You can’t say that of Britz. C4’s founding campaigners must have dreamt that people like Peter Kosminsky would use the channel to make dramas like this new two-parter. You can spot pretty much everything here that C4 was set up to do: plurality (we get the story from two viewpoints in each feature-length episode), innovation (in form) and distinctiveness (this is much more real and provocative than Spooks and certainly nothing like most commercial TV).

If creative renewal at C4 means more shows like Britz then even Gordon Ramsay let loose into the C4 boardroom effing and blinding couldn’t accuse anyone responsible of mediocrity.
Mike Smith is the executive producer of C4’s Big Art Project and co-founder of Carbon

Jason Langley

Gordon Ramsay storms back onto our screen with the fourth series of Kitchen Nightmares. With an opening line of “He ain’t God, he’s Gordon Ramsay - screw him” from one down-on-his-luck restaurateur, it’s clear that the latest serving of the chef’s wisdom is as volatile as ever.

Gordon sharpens his knives while delivering a cutting piece to camera and this slick production delivers all that is Brand Ramsay - no-nonsense business advice, a touch of sensitivity and a reveal that makes the tantrums worthwhile.

This particular Ramsay vehicle has little to do with food - it’s relegated to a minor role somewhere backstage. It’s the emotional roller-coaster of the restaurateur which is centre stage. However, I struggle to recall a previous episode where the restaurateur was quite so desperate - and quite so off the rails.

But if Gordon’s charm has been concentrated, it must be said that Sarah Beeny’s Property Ladder seems somewhat diluted, as she returns with the latest run of the 60-minute format.

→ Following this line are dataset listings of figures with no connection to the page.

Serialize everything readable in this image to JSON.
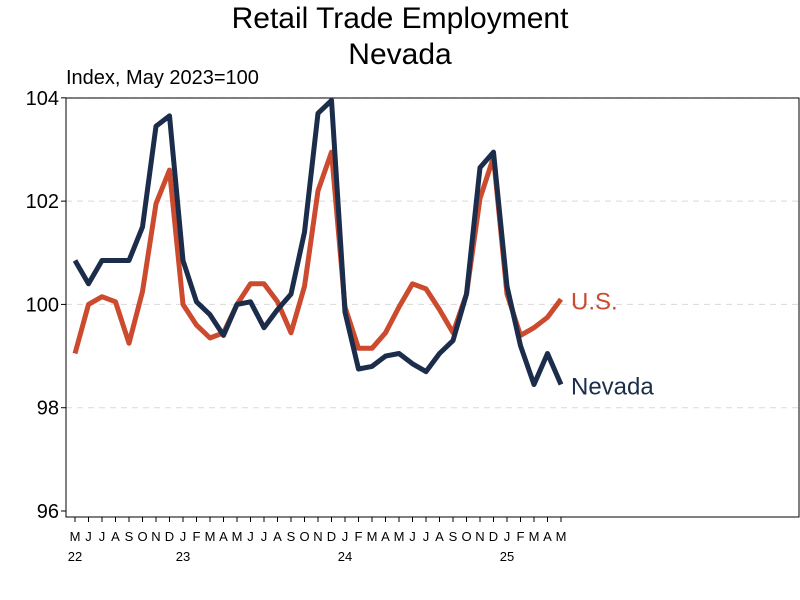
{
  "chart_data": {
    "type": "line",
    "title": "Retail Trade Employment",
    "subtitle": "Nevada",
    "ylabel": "Index, May 2023=100",
    "ylim": [
      96,
      104
    ],
    "yticks": [
      96,
      98,
      100,
      102,
      104
    ],
    "grid": true,
    "month_labels": [
      "M",
      "J",
      "J",
      "A",
      "S",
      "O",
      "N",
      "D",
      "J",
      "F",
      "M",
      "A",
      "M",
      "J",
      "J",
      "A",
      "S",
      "O",
      "N",
      "D",
      "J",
      "F",
      "M",
      "A",
      "M",
      "J",
      "J",
      "A",
      "S",
      "O",
      "N",
      "D",
      "J",
      "F",
      "M",
      "A",
      "M"
    ],
    "year_labels": [
      {
        "label": "22",
        "index": 0
      },
      {
        "label": "23",
        "index": 8
      },
      {
        "label": "24",
        "index": 20
      },
      {
        "label": "25",
        "index": 32
      }
    ],
    "x": [
      "2022-05",
      "2022-06",
      "2022-07",
      "2022-08",
      "2022-09",
      "2022-10",
      "2022-11",
      "2022-12",
      "2023-01",
      "2023-02",
      "2023-03",
      "2023-04",
      "2023-05",
      "2023-06",
      "2023-07",
      "2023-08",
      "2023-09",
      "2023-10",
      "2023-11",
      "2023-12",
      "2024-01",
      "2024-02",
      "2024-03",
      "2024-04",
      "2024-05",
      "2024-06",
      "2024-07",
      "2024-08",
      "2024-09",
      "2024-10",
      "2024-11",
      "2024-12",
      "2025-01",
      "2025-02",
      "2025-03",
      "2025-04",
      "2025-05"
    ],
    "series": [
      {
        "name": "U.S.",
        "color": "#cc4a2e",
        "values": [
          99.05,
          100.0,
          100.15,
          100.05,
          99.25,
          100.25,
          101.95,
          102.6,
          100.0,
          99.6,
          99.35,
          99.45,
          100.0,
          100.4,
          100.4,
          100.05,
          99.45,
          100.35,
          102.2,
          102.95,
          99.95,
          99.15,
          99.15,
          99.45,
          99.95,
          100.4,
          100.3,
          99.9,
          99.45,
          100.2,
          102.05,
          102.85,
          100.2,
          99.4,
          99.55,
          99.75,
          100.1
        ]
      },
      {
        "name": "Nevada",
        "color": "#1b2d4a",
        "values": [
          100.85,
          100.4,
          100.85,
          100.85,
          100.85,
          101.5,
          103.45,
          103.65,
          100.85,
          100.05,
          99.8,
          99.4,
          100.0,
          100.05,
          99.55,
          99.9,
          100.2,
          101.4,
          103.7,
          103.95,
          99.85,
          98.75,
          98.8,
          99.0,
          99.05,
          98.85,
          98.7,
          99.05,
          99.3,
          100.2,
          102.65,
          102.95,
          100.35,
          99.2,
          98.45,
          99.05,
          98.45
        ]
      }
    ]
  }
}
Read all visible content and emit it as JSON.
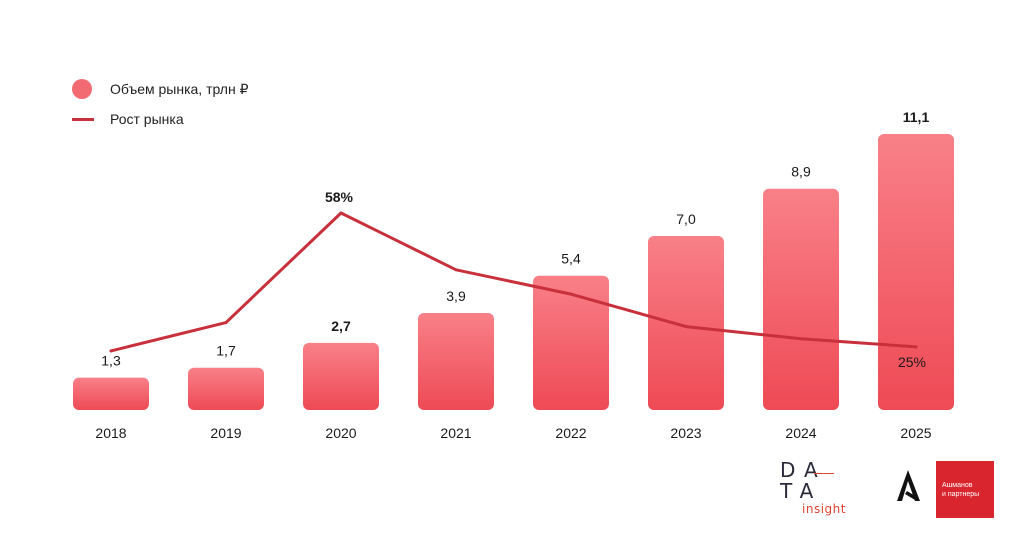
{
  "chart_data": {
    "type": "bar",
    "categories": [
      "2018",
      "2019",
      "2020",
      "2021",
      "2022",
      "2023",
      "2024",
      "2025"
    ],
    "series": [
      {
        "name": "Объем рынка, трлн ₽",
        "kind": "bar",
        "values": [
          1.3,
          1.7,
          2.7,
          3.9,
          5.4,
          7.0,
          8.9,
          11.1
        ],
        "labels": [
          "1,3",
          "1,7",
          "2,7",
          "3,9",
          "5,4",
          "7,0",
          "8,9",
          "11,1"
        ],
        "bold": [
          false,
          false,
          true,
          false,
          false,
          false,
          false,
          true
        ]
      },
      {
        "name": "Рост рынка",
        "kind": "line",
        "values_percent": [
          24,
          31,
          58,
          44,
          38,
          30,
          27,
          25
        ],
        "point_labels": {
          "2020": "58%",
          "2025": "25%"
        }
      }
    ],
    "ylim": [
      0,
      11.1
    ],
    "title": "",
    "xlabel": "",
    "ylabel": "",
    "grid": false,
    "legend_position": "top-left"
  },
  "colors": {
    "bar_top": "#f98088",
    "bar_bottom": "#ee4a55",
    "line": "#c8303c",
    "logo_red": "#d9262e",
    "logo_orange": "#e0452e"
  },
  "logos": {
    "data_insight": {
      "row1": "DA",
      "row2": "TA",
      "sub": "insight"
    },
    "ashmanov": {
      "line1": "Ашманов",
      "line2": "и партнеры"
    }
  }
}
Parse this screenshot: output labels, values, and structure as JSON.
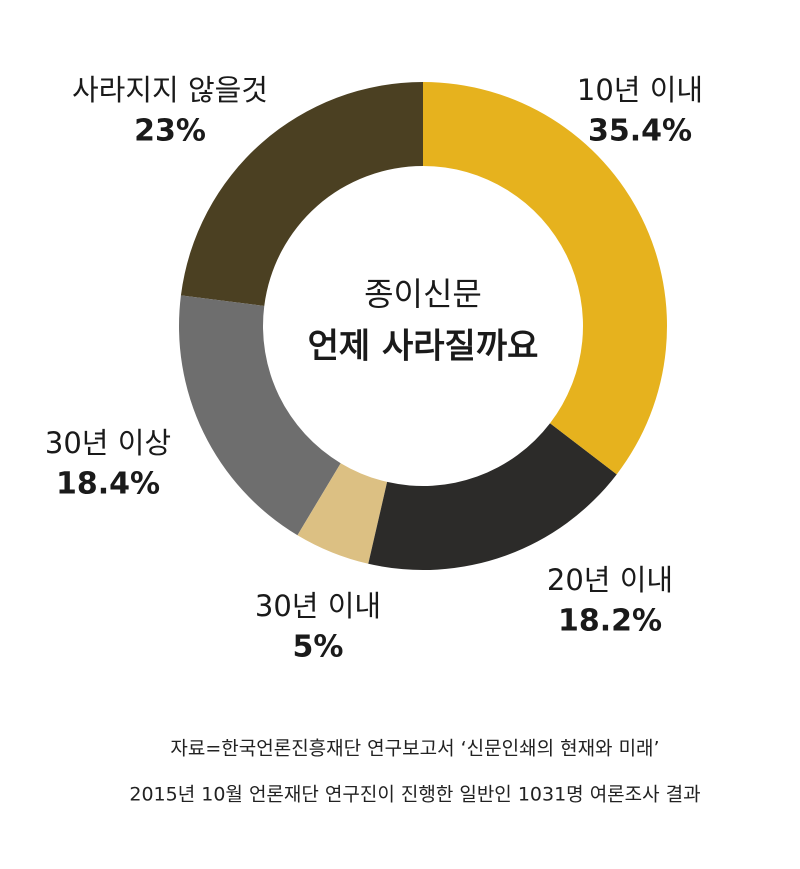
{
  "chart_data": {
    "type": "donut",
    "title": "종이신문",
    "subtitle": "언제 사라질까요",
    "categories": [
      "10년 이내",
      "20년 이내",
      "30년 이내",
      "30년 이상",
      "사라지지 않을것"
    ],
    "values": [
      35.4,
      18.2,
      5,
      18.4,
      23
    ],
    "value_labels": [
      "35.4%",
      "18.2%",
      "5%",
      "18.4%",
      "23%"
    ],
    "colors": [
      "#e6b21e",
      "#2c2b29",
      "#dcc083",
      "#6e6e6e",
      "#4b4022"
    ],
    "notes": [
      "자료=한국언론진흥재단 연구보고서 ‘신문인쇄의 현재와 미래’",
      "2015년 10월 언론재단 연구진이 진행한 일반인 1031명 여론조사 결과"
    ]
  }
}
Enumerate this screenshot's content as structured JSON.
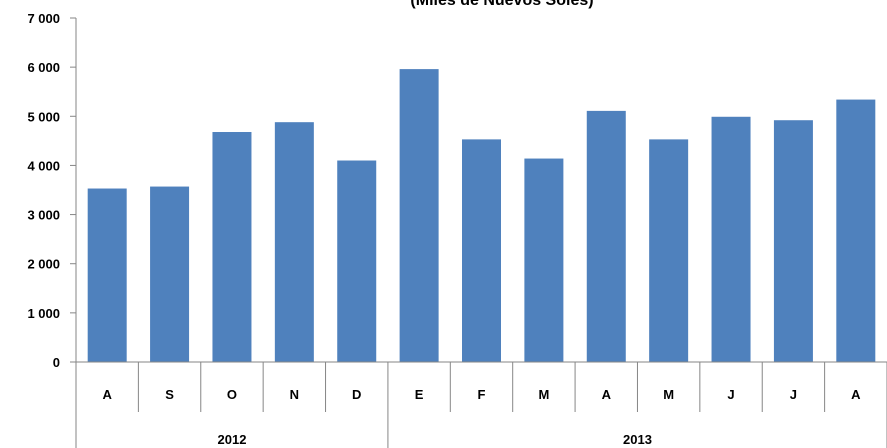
{
  "chart_data": {
    "type": "bar",
    "title": "(Miles de Nuevos Soles)",
    "categories": [
      "A",
      "S",
      "O",
      "N",
      "D",
      "E",
      "F",
      "M",
      "A",
      "M",
      "J",
      "J",
      "A"
    ],
    "groups": [
      {
        "label": "2012",
        "count": 5
      },
      {
        "label": "2013",
        "count": 8
      }
    ],
    "values": [
      3530,
      3570,
      4680,
      4880,
      4100,
      5960,
      4530,
      4140,
      5110,
      4530,
      4990,
      4920,
      5340
    ],
    "ylim": [
      0,
      7000
    ],
    "yticks": [
      0,
      1000,
      2000,
      3000,
      4000,
      5000,
      6000,
      7000
    ],
    "ytick_labels": [
      "0",
      "1 000",
      "2 000",
      "3 000",
      "4 000",
      "5 000",
      "6 000",
      "7 000"
    ],
    "xlabel": "",
    "ylabel": "",
    "grid": false,
    "legend": "none",
    "bar_color": "#4f81bd"
  }
}
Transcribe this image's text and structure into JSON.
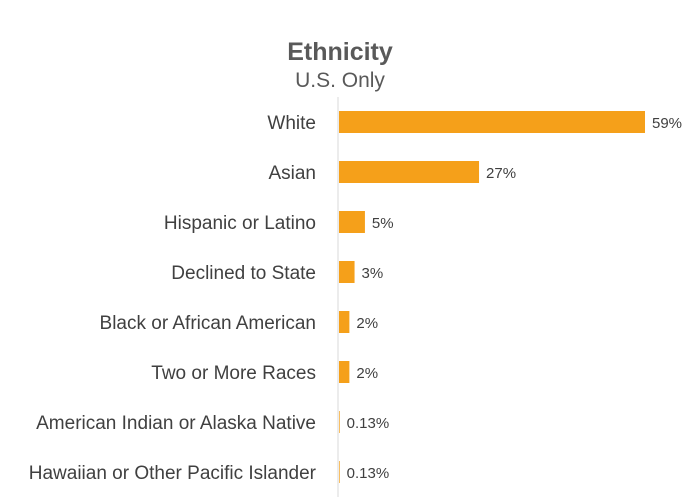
{
  "chart_data": {
    "type": "bar",
    "orientation": "horizontal",
    "title": "Ethnicity",
    "subtitle": "U.S. Only",
    "categories": [
      "White",
      "Asian",
      "Hispanic or Latino",
      "Declined to State",
      "Black or African American",
      "Two or More Races",
      "American Indian or Alaska Native",
      "Hawaiian or Other Pacific Islander"
    ],
    "values": [
      59,
      27,
      5,
      3,
      2,
      2,
      0.13,
      0.13
    ],
    "data_labels": [
      "59%",
      "27%",
      "5%",
      "3%",
      "2%",
      "2%",
      "0.13%",
      "0.13%"
    ],
    "xlim": [
      0,
      60
    ],
    "grid": false,
    "legend": "none",
    "bar_color": "#f5a01a"
  }
}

For me, this is one extension too many and seems to be C4’s blatant attempt to retain an audience by just giving it more of the same.

As C4 celebrates its 25th anniversary, it’s difficult to see how these big returning series deliver their objectives to “foster the new and experimental in television”. These are audience-grabbers, through and through. However, the same cannot be said of Britz, the two-part drama written and directed by Peter Kosminsky.

The drama follows the lives of a brother and sister who are first generation British-born Muslims. It skilfully sets the issues of love, friendship and idealism against a backdrop which expertly explores the myriad issues involved in the war on terror. I finished watching it feeling informed yet entertained.

It is, perhaps, no accident these programmes have been selected for review at a time when C4’s remit is being scrutinised. Is the balance between audience-grabbing hits and thought-provoking TV at the heart of the channel’s -success? Get viewers in with a bit of Gordon, keep them long enough to get hooked on Kosminsky? I think this is the case and, as we move to a fragmented world of viewing, perhaps this will be C4’s true strength in the delivery of its remit.